Notes on web scraping

Well hello there. You may remember me from blogs written well over a year ago! Glad to be back.

Yesterday I tweeted about web scraping, mentioning that it's always a bad idea. What I mean by "web scraping" is the practice of using automated tools to harvest data from a website. Usually this is done in order to try to gather data for research or for use in a product.

That was, I'm sure a bit too strong. After all, universals are always incorrect. But I think it's basically the right approach and I'd like to explain a little bit why that is.

The problems with scraping

Web scraping is problematic for several reasons, among them:

  • Legality, in that scraping is usually prohibited by terms of service, and the use of scraped content is usually a copyright violation baring fair use exceptions. So in scraping you are risking running afoul of wonderful laws like (in the US) the CFAA and DMCA. If you've heard of Aaron Schwartz, you've heard of someone who got slammed with the CFAA for web scraping.
  • Ethics, in that regardless of law it can be unethical to use content that doesn't belong to you, and in scraping you risk bypassing restrictions on content use that may have been put in place intentionally and which you may not even be aware of. Remember, the fact that information is technically accessible, or even public, doesn't mean that it is not sensitive. Example: Your whereabouts in a public street is technically public information, at least in the US. Your neighbor waving at you when you leave your house is great. Someone sitting outside your house 24/7 and tweeting whenever you come and go is grounds for a restraining order.
  • Technical and financial concerns such as denial of service. You don't know what kind of capacity the website you have has available, nor how they are paying for it. It could well be that every request you send costs the website incremental money, or that their server will simply crash due to your scraping. You can't know this ahead of time if you haven't consulted with the person or organization running the website. You can be careful, and you can even respect technical indicators like robots.txt files, but you still won't really know unless you coordinate.

Instructors: Keep in mind that when you indicate to your students that it is OK to web scrape to gather data for their projects, you are opening them up to real liability. Encouraging your students to violate the CFAA is no small thing, no matter how bad a law it is.

What are the alternatives?

First, I'd like to remind us all to keep in mind that we are not generally entitled to use resources we don't own in the service of our own projects. Now, there are certainly situations in which using resources without the owner's permission can be justified, and we'll get to that down around step 6 or 7, but all other things being equal, if there is a better option, you should use it.

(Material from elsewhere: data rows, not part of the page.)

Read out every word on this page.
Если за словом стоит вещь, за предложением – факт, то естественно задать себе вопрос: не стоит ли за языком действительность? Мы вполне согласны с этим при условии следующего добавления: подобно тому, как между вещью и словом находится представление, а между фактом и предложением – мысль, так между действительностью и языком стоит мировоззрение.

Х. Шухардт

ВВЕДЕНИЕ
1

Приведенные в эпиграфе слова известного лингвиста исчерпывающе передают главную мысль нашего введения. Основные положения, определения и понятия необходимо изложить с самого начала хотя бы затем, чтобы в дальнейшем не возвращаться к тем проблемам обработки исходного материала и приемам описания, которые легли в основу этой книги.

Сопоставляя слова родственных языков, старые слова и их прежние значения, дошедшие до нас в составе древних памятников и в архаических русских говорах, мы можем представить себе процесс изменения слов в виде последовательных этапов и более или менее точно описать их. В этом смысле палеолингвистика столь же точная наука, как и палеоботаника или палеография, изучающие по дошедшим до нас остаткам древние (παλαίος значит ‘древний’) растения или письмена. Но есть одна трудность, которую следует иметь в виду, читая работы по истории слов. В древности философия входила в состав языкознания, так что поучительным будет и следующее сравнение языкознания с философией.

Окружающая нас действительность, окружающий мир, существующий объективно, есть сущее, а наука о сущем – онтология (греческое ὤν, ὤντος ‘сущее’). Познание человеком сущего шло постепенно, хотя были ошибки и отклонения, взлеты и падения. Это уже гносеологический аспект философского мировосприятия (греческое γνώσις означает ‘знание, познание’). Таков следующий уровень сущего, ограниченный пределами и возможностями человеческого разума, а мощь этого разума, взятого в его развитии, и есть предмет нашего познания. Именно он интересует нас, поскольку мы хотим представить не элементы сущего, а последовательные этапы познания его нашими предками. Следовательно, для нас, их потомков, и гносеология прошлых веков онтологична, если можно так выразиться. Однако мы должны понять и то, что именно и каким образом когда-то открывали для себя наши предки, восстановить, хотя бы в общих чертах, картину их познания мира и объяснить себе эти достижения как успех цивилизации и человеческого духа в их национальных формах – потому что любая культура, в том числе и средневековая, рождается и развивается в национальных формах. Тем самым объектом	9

My recommendation when looking to acquire bulk data for research purposes is to do the following in this order:

  1. Look for bulk download options provided by the content owner. It is very common to see people talk about scraping sites like Wikipedia, IMDB, Github, or StackOverflow. Guess what! No need, as all of these sites provide bulk data download options.
  2. If no bulk download is available, see if there is an API that might provide what you need within the API terms of use.
  3. Check the terms of service or user agreement to see if by some chance it actually explicitly allows automated scraping in some form. If it does, then go ahead, but this is a rare case.
  4. Email the organization or person running the site and ask if it would be possible to arrange access to the data you are interested in.
    1. You may want to do this well ahead of the time you'll need the data so that there is time for negotiation, legal agreements, etc.
    2. Simultaneously, you may want to ask around among your network and advisors as to whether there is a version of the bulk data available already that you may have missed.
  5. If the organization is not willing to allow use of their data, see if there is an alternative data set that could serve the same purpose. Note that this may require changing your research plan. That's fine! Part of building a good research plan is being able to execute it ethically and legally. It's a good skill to develop.
  6. Consult a lawyer. And an ethicist if there is anything conceivably sensitive about the data you are accessing.
  7. If you've determined that the merits of your need outweigh the legal and ethical issues around ownership and permission, and you are willing to accept the potential consequences of being wrong, scrape.

But...

... some people won't agree with the ethical points above, and keep in mind that I'm not a lawyer, nor do I really know anything about the law in this area. I'm laying out a fairly conservative position. If you disagree and your eyes are open to the possible consequences of being wrong, ranging from a mild slap on the wrist to career suicide and possible jail time, then who am I to stop you?

But if you are an instructor teaching a class, a lead researcher advising your subordinates, or an employee or contractor doing a project for a company, there is more at stake than just yourself. You could well get your students in trouble or subject your company to a damaging lawsuit without realizing that what you are doing is problematic. So think twice and look for alternatives.